Palestinian refugee camp near Irbid in Jordan

Husn Camp or Al-Husn Camp, known locally as Martyr Azmi el-Mufti camp, is a Palestinian refugee camp in Jordan. It is located near Al Husn, about 80 km north of Amman. It was established in 1968 as an emergency camp to house 12,500 refugees who were displaced from the West Bank and the Gaza Strip during the 1967 Six-Day War. As of 2005, it housed 50,573 refugees. The camp has a women's centre, four schools in two buildings, a health centre, a food distribution centre, and a rehabilitation centre.

==Housing==
Initially, the refugees were housed in tents which were pitched in an area of 774000 m2. With the influx of more refugees, 2,990 prefabricated structures were constructed between 1969 and 1971 by the United Nations Relief and Works Agency for Palestine Refugees in the Near East (UNRWA).

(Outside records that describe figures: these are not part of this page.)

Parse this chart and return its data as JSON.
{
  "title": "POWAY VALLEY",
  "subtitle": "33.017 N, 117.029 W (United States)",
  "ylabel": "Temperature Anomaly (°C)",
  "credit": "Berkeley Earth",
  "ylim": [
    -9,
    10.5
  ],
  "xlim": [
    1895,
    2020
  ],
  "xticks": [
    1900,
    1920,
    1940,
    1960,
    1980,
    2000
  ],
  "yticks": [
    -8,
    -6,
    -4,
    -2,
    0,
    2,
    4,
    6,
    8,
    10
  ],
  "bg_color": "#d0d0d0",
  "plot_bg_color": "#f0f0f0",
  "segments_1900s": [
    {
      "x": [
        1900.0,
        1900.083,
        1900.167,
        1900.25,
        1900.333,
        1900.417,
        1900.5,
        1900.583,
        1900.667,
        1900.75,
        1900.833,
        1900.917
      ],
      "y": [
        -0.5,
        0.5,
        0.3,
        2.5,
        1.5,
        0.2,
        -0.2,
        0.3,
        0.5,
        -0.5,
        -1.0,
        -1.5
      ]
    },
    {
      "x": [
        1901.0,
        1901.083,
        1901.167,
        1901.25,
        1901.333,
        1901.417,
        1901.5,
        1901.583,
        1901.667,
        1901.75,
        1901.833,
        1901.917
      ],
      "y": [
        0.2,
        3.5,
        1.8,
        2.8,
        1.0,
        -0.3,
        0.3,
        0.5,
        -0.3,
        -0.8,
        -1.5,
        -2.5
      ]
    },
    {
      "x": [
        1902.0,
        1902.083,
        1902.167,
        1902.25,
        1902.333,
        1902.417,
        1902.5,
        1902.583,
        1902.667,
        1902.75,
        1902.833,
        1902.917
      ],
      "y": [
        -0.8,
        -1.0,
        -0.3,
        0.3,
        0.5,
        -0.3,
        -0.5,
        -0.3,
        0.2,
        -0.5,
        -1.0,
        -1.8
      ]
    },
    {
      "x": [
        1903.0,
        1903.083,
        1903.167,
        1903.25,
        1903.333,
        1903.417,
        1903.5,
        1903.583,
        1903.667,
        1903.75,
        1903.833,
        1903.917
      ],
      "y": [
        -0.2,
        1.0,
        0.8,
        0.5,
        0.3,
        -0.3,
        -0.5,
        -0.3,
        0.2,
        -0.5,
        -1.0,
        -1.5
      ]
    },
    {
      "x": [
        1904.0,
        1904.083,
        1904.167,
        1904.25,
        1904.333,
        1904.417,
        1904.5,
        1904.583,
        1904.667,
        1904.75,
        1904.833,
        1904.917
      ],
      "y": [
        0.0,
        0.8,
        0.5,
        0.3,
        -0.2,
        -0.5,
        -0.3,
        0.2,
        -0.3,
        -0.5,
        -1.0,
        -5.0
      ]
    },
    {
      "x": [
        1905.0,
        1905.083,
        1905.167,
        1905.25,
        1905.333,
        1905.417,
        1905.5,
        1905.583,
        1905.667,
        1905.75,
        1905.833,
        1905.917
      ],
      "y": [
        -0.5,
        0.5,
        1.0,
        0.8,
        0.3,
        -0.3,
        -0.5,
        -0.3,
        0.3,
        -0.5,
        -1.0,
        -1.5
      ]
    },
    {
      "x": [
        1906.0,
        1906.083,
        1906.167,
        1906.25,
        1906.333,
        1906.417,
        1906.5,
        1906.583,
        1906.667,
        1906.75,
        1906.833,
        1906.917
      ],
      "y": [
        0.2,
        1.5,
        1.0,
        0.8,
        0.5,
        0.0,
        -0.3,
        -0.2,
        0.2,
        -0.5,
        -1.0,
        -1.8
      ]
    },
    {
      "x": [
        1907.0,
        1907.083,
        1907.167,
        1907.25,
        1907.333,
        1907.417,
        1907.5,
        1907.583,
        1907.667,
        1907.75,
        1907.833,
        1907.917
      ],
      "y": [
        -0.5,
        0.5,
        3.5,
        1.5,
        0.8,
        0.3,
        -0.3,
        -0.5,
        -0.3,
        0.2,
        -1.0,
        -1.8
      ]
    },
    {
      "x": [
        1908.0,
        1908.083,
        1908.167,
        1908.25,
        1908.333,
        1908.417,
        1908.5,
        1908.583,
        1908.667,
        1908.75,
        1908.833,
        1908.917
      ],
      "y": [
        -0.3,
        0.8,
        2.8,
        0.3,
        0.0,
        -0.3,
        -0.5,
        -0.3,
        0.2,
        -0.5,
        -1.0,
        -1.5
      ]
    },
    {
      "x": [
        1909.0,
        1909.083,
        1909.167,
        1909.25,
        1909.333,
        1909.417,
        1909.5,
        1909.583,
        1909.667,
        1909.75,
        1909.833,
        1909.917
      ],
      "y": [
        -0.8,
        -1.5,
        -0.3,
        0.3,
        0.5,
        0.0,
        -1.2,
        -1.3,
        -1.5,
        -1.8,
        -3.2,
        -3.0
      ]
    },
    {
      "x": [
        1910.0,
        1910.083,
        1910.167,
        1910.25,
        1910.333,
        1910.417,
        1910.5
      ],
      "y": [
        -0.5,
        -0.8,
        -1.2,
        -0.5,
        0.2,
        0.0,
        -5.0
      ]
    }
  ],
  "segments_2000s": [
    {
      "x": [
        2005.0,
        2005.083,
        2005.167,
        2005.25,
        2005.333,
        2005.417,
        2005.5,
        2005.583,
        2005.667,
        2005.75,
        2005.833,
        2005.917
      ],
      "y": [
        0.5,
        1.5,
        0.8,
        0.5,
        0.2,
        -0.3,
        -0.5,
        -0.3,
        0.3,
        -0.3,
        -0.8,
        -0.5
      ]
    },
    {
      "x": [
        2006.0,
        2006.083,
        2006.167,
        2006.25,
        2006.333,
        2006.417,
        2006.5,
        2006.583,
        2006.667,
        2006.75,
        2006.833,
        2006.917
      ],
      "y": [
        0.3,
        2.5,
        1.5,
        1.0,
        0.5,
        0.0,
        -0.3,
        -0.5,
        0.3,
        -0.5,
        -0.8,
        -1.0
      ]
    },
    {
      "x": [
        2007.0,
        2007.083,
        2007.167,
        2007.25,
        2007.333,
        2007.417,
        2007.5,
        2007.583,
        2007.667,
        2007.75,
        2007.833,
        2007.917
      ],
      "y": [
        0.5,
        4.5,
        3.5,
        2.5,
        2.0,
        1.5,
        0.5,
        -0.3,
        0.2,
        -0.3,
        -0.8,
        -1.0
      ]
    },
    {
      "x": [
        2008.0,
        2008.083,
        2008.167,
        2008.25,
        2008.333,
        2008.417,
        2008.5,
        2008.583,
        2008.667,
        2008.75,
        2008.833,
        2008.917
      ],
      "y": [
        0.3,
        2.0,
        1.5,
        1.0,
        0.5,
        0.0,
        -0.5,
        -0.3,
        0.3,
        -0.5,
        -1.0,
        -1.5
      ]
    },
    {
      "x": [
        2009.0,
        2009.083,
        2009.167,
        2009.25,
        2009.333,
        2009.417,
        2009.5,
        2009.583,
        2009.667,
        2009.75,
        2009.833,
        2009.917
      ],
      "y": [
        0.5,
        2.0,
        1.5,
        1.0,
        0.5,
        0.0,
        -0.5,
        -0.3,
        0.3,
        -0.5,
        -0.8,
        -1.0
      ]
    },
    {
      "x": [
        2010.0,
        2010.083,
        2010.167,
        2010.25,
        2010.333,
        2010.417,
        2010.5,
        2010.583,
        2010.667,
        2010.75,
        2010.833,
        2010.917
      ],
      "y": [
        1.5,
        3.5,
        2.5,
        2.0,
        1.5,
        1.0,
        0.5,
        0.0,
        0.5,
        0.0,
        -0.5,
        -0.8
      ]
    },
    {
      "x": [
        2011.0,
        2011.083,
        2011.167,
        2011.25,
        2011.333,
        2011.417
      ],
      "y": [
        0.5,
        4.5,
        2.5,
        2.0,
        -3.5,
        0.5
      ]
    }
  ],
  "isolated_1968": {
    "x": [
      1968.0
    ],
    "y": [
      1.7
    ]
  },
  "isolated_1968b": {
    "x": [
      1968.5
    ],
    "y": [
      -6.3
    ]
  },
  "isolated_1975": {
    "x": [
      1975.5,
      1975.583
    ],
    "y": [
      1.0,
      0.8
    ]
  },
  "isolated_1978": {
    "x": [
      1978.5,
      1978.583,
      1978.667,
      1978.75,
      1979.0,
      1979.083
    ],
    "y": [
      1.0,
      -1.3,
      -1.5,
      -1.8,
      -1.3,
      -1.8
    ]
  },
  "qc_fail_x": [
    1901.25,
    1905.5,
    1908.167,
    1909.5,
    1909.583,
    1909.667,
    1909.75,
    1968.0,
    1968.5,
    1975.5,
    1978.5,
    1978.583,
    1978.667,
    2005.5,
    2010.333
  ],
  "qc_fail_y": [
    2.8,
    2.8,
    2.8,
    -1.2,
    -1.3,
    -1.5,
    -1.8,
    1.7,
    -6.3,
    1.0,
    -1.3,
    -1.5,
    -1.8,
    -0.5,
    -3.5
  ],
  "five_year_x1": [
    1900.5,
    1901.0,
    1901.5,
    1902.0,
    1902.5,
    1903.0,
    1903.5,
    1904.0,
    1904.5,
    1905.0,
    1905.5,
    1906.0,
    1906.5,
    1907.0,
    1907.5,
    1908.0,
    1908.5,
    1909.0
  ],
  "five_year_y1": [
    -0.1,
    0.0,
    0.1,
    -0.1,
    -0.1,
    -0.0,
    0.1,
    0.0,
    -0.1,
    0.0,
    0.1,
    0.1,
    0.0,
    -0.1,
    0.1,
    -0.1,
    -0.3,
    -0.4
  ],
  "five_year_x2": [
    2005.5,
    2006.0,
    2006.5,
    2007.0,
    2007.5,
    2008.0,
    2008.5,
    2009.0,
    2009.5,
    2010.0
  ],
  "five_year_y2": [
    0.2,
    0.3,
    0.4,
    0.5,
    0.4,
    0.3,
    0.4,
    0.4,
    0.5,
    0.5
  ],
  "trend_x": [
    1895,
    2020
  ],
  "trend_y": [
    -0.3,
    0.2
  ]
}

Many of the refugees were shifted to these prefab housing complex.

==Demographics==
The initial refugee population, centered at a temporary facility, was 12,500, while there are now over 22,000 refugees registered at the camp. The demographic statistics indicate that people in the age group of 25-45 constitute about 30 percent, while children in the age range of 0–5 years are about 12 percent, and senior citizens above 60 years of age constitute about 10 percent.

==Support facilities==
The support facilities provided by the UNRWA at Husn Camp are spread over an area of 774000 m2. They include health, education, relief, and social services at nine locations operated by 167 staff members. The camp also has a women's programme centre, which generates income for women. During 2001–03, the infrastructure works built in the camp covered concrete sewer lines and house connections over a total length of 30 km, water supply connections covering 48 km lines, creation of drainage facilities and reinforced concrete walls, and upkeep of all existing facilities.

The Husn refuge camp has one health center. It is staffed by a doctor, one or more nurses, and a midwife. The four schools, which are housed in two buildings, are supported under the education programme of UNESCO. The Social safety net programme of UNRWA also provides distribution of cash subsidies and also food to refugees apart from providing vocational training centres or education science facilities to selected students in the hardship category.